The first four-door Lotus since the Carlton swings in with much electric power.
This is the new Lotus Emeya, and it is 17mph slower than the last saloon car to wear four doors and a Lotus badge. That infamous Nineties troublemaker – because not enough has been written about it – was a Vauxhall breathed on by Norfolk’s specialists deemed too fast for public roads.
TopGear.com estimates there’ll be 100 per cent less parliamentary debate and newspaper campaigns to get this car off the public highway, such is the 21st century motoring landscape. You’ll likely have some internal debate over the Emeya’s silhouette and visual language, though.

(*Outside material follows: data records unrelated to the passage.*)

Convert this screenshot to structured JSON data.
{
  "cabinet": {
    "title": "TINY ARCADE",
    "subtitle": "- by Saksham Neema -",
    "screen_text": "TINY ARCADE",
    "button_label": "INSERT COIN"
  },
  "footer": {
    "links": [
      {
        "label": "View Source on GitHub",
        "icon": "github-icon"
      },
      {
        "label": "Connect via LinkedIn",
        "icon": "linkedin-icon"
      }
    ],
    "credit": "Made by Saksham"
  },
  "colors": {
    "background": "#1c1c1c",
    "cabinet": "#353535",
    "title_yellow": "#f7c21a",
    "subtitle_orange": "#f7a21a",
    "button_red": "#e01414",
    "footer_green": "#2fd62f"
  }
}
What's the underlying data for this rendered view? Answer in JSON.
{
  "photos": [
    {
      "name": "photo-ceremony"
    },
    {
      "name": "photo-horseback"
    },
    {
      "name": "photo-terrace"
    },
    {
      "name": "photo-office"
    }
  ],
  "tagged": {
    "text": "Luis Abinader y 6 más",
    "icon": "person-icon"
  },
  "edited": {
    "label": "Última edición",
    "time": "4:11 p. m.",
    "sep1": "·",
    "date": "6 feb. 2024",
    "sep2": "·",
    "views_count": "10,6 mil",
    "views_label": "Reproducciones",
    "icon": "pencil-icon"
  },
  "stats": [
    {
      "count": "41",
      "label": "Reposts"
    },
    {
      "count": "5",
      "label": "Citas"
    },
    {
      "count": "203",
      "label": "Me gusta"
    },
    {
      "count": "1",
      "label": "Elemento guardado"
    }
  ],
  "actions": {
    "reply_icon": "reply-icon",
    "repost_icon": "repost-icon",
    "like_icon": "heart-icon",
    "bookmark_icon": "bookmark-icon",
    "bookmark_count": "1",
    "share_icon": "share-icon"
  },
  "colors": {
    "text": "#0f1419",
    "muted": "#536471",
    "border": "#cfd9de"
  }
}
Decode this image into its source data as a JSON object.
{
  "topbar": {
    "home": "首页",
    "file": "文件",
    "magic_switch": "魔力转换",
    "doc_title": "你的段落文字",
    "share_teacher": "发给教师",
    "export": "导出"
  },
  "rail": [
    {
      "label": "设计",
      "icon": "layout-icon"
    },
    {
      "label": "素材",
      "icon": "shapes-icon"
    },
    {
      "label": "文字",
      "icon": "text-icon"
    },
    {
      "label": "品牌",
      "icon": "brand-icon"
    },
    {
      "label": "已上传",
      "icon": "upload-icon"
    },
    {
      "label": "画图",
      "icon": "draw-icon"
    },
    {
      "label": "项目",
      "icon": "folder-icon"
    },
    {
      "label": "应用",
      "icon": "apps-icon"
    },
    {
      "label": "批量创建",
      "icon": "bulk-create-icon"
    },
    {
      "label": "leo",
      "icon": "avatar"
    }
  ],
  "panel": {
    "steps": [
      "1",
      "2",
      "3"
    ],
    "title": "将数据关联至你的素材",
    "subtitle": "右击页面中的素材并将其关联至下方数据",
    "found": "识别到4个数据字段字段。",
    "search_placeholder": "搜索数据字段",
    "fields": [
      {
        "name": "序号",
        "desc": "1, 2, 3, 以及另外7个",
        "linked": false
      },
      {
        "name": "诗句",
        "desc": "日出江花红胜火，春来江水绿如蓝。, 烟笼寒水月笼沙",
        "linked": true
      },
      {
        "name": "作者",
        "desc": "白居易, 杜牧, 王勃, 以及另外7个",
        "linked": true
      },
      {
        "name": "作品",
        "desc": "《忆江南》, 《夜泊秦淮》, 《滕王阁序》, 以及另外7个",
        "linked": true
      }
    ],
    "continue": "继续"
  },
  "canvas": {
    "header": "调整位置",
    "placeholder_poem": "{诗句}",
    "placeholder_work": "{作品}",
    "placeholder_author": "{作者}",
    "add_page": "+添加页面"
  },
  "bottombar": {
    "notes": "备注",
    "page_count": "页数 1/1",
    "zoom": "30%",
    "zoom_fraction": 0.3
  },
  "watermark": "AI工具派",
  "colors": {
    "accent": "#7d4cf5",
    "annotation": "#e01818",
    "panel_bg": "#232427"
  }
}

And how that debate materialises rather depends upon your feelings about the Eletre SUV, from which this new Emeya clearly takes its aesthetic from. The twin-headlight treatment sits atop a similar fang-like front, sweeping back over the four-door silhouette to reveal a similar single line brake-light treatment. If the Eletre had been sat on by something heavy, the Emeya is the result.
Like that car – and the Porsche Taycan it is clearly born to rival – the third all-new Lotus comes bursting at the seams with power and technology. Lotus tells us the Emeya features a pair of electric motors – a single speed unit up front, a dual speed unit at the back – for full-time AWD, powered by a 102kWh battery (able to accept a 350kW DC charger to add 93 miles in five mins), and harnessed through a two-speed gearbox. Big, ‘race-grade’ brakes, too.
Lotus claims 892bhp, 726lb ft of torque, 0-62mph in 2.78 seconds and 159mph flat out. Not quite the infamous 176mph achieved by the Lotus Carlton, but plenty fast enough in the so-called ‘real world’.
And it’ll apparently be able to read the ‘real world’ incredibly quickly, like some sort of hyperactive voiceover reading out credit card terms and conditions. The adaptive air suspension can read the road “1,000 times a second”, constantly adjusting the dampers to deliver what Lotus claims will be a “confident and comfortable drive”.
A stable drive, too, courtesy of aero trickery applied throughout. An active front grille helps reduce drag (and cool the batteries and brakes), while an active air lip increases high-speed downforce that, says Lotus, makes the Emeya “a truly exciting car to drive with great front-end feel”.
Further aero wizardry comes via an active rear diffuser and rear spoiler, the former “inspired by motorsport”, the latter a dual-layer setup 10mm wider than the one on the Already Wide Eletre SUV, able to offer 215kg of downforce. Eight vents dotted about the Emeya’s body help smooth overall airflow over and under the thing.
Inside the thing there are definite shades of Tesla, centred around a large central touchscreen and an in-car audio system from KEF. Looks good. Clean. There’s active noise cancellation to drown out the aforementioned ‘real world’, along with such luxury materials as aluminium, Alcantara and leather. Lotus makes mention of a new thread repurposed from cotton scraps from the fashion industry.
Lotus also makes mention of a 55in “projected augmented reality head-up display”, which – in lieu of any further explanation – we imagine is a fancy HUD displaying nav, ADAS, obstacle warnings, lane departure assist and so on.
“Bringing together our rich heritage with intelligent performance and the latest cutting-edge technologies, we’re pushing the boundaries for how a luxury electric vehicle should look and handle, making it truly for the drivers,” said Lotus Group boss Feng Qingfeng.
Just not ‘debated in parliament’ boundaries, mind.